Лошадка с трудом выпуталась из гамака, шлёпнулась на пол, но тут же вскочила на ножки и приняла независимый вид.
— Вот бы вас взять да измерить. А потом ещё и проверить, что у вас там внутри…
— Хо-хо-хо! Сколько раз проверяли в поликлинике, и не капельки не страшно, — смеялся Дачник-неудачник.
— А всё-таки зачем вы меня измеряли?
Дачник-неудачник вдруг стал серьёзным и даже сердитым.
— Мне надо узнать, почему ты бегаешь. Почему летаешь? Какой у тебя внутри двигатель, скажи!
Лошадка покачала головой:
— Я не знаю. Никакого двигателя у меня нет. Всё просто: когда кого-нибудь любишь, то становится весело и легко, и если разбежаться посильнее, то взлетишь. Нам с Катей так хорошо! Вот и летаю… иногда.

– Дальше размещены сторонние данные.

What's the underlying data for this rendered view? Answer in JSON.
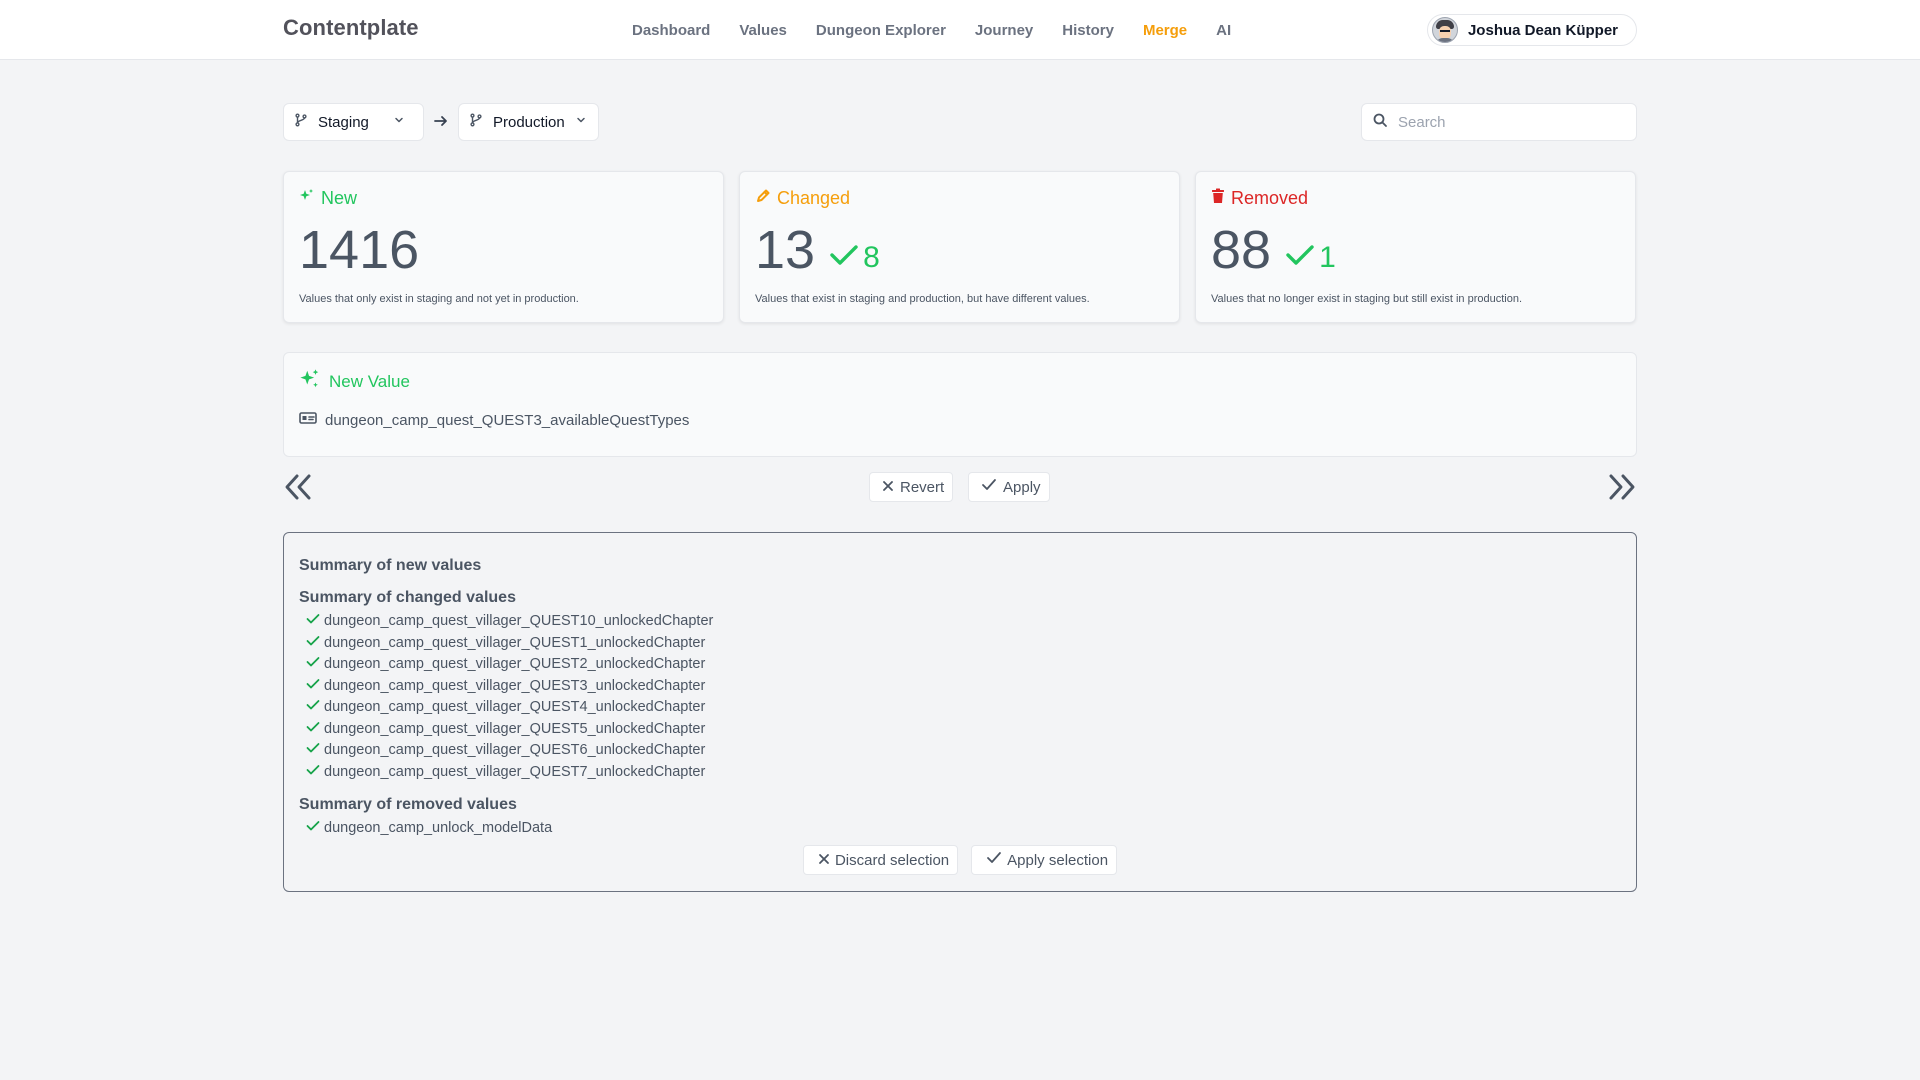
{
  "app": {
    "brand": "Contentplate"
  },
  "nav": {
    "items": [
      "Dashboard",
      "Values",
      "Dungeon Explorer",
      "Journey",
      "History",
      "Merge",
      "AI"
    ],
    "active": "Merge"
  },
  "user": {
    "name": "Joshua Dean Küpper"
  },
  "branches": {
    "source": "Staging",
    "target": "Production"
  },
  "search": {
    "placeholder": "Search",
    "value": ""
  },
  "cards": {
    "new": {
      "title": "New",
      "count": "1416",
      "desc": "Values that only exist in staging and not yet in production."
    },
    "changed": {
      "title": "Changed",
      "count": "13",
      "selected": "8",
      "desc": "Values that exist in staging and production, but have different values."
    },
    "removed": {
      "title": "Removed",
      "count": "88",
      "selected": "1",
      "desc": "Values that no longer exist in staging but still exist in production."
    }
  },
  "current": {
    "title": "New Value",
    "key": "dungeon_camp_quest_QUEST3_availableQuestTypes"
  },
  "actions": {
    "revert": "Revert",
    "apply": "Apply"
  },
  "summary": {
    "new_heading": "Summary of new values",
    "changed_heading": "Summary of changed values",
    "changed_items": [
      "dungeon_camp_quest_villager_QUEST10_unlockedChapter",
      "dungeon_camp_quest_villager_QUEST1_unlockedChapter",
      "dungeon_camp_quest_villager_QUEST2_unlockedChapter",
      "dungeon_camp_quest_villager_QUEST3_unlockedChapter",
      "dungeon_camp_quest_villager_QUEST4_unlockedChapter",
      "dungeon_camp_quest_villager_QUEST5_unlockedChapter",
      "dungeon_camp_quest_villager_QUEST6_unlockedChapter",
      "dungeon_camp_quest_villager_QUEST7_unlockedChapter"
    ],
    "removed_heading": "Summary of removed values",
    "removed_items": [
      "dungeon_camp_unlock_modelData"
    ],
    "discard": "Discard selection",
    "apply": "Apply selection"
  },
  "colors": {
    "accent": "#f59e0b",
    "new": "#22c55e",
    "changed": "#f59e0b",
    "removed": "#dc2626"
  },
  "icons": {
    "branch": "git-branch-icon",
    "chevron": "chevron-down-icon",
    "arrow": "arrow-right-icon",
    "search": "search-icon",
    "new": "sparkles-icon",
    "changed": "pencil-icon",
    "removed": "trash-icon",
    "key": "id-card-icon",
    "prev": "double-chevron-left-icon",
    "next": "double-chevron-right-icon",
    "check": "check-icon",
    "close": "close-icon"
  }
}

— Не бывает так! — стукнул кулаком по столу Дачник-неудачник. — А вдруг ты с другой планеты, и никто об этом не догадывается, а я первый, первый догадался!
— Да нет же! Я с грядки — простая Огуречная Лошадка, ничего особенного. Отпустите меня, пожалуйста. Лучше я пойду к Кате.

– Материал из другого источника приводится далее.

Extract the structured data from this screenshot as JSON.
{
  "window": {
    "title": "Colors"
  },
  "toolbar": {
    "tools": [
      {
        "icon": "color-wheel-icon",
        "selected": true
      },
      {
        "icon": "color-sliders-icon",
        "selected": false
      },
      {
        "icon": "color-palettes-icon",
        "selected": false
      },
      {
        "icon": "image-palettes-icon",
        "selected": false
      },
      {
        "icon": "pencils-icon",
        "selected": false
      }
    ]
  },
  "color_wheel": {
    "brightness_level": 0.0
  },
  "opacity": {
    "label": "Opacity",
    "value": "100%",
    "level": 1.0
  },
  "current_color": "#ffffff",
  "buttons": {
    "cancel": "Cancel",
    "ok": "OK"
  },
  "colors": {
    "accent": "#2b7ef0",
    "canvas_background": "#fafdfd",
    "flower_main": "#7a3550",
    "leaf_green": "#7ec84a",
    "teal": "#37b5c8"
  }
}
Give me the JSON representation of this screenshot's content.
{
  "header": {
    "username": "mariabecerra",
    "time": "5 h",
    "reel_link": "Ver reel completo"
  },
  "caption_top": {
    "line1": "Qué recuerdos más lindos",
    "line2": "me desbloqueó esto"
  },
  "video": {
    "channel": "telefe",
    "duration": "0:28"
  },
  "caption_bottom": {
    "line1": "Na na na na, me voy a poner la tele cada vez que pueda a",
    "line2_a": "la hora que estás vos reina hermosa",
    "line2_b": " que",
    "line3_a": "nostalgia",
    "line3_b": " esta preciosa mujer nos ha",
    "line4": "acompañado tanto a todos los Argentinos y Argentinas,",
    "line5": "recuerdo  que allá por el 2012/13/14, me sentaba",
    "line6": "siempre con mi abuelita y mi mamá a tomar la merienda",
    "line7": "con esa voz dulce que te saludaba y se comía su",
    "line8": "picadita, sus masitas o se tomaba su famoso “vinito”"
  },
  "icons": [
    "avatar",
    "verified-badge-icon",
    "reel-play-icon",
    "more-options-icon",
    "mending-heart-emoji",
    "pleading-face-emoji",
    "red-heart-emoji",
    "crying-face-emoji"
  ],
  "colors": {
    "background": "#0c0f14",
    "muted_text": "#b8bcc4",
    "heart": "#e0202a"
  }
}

— Ну на что тебе Катя? А без меня ты пропадёшь. И никто о тебе никогда не узнает. Со мной объездишь весь свет! Все будут о тебе говорить, все будут тобой восхищаться! Толпы народа будут ходить за тобой. Лишь бы дотронуться до твоего хвостика!
— Это неинтересно, — сказала Лошадка. — Я от этого сразу завяну.
— Давай я тебя разберу, хорошенько посмотрю, как ты там устроена, а потом снова соберу и сделаю себе такую же точно Лошадку. А тебя отпущу.
Лошадка поёжилась. Ей вдруг вспомнилась жестяная ванночка в доме Повара.
— У вас так душно! — как можно спокойней и вежливей сказала она. — Мне очень хочется на свежий воздух.
— Свежий воздух? Пожалуйста! — Он распахнул ворота гаража и встал в них, широко расставив ноги. — Только насчёт сбежать — ничего не выйдет. У меня всё продумано: загородка, прожектора, сигнальная система. Дыши, сколько хочешь!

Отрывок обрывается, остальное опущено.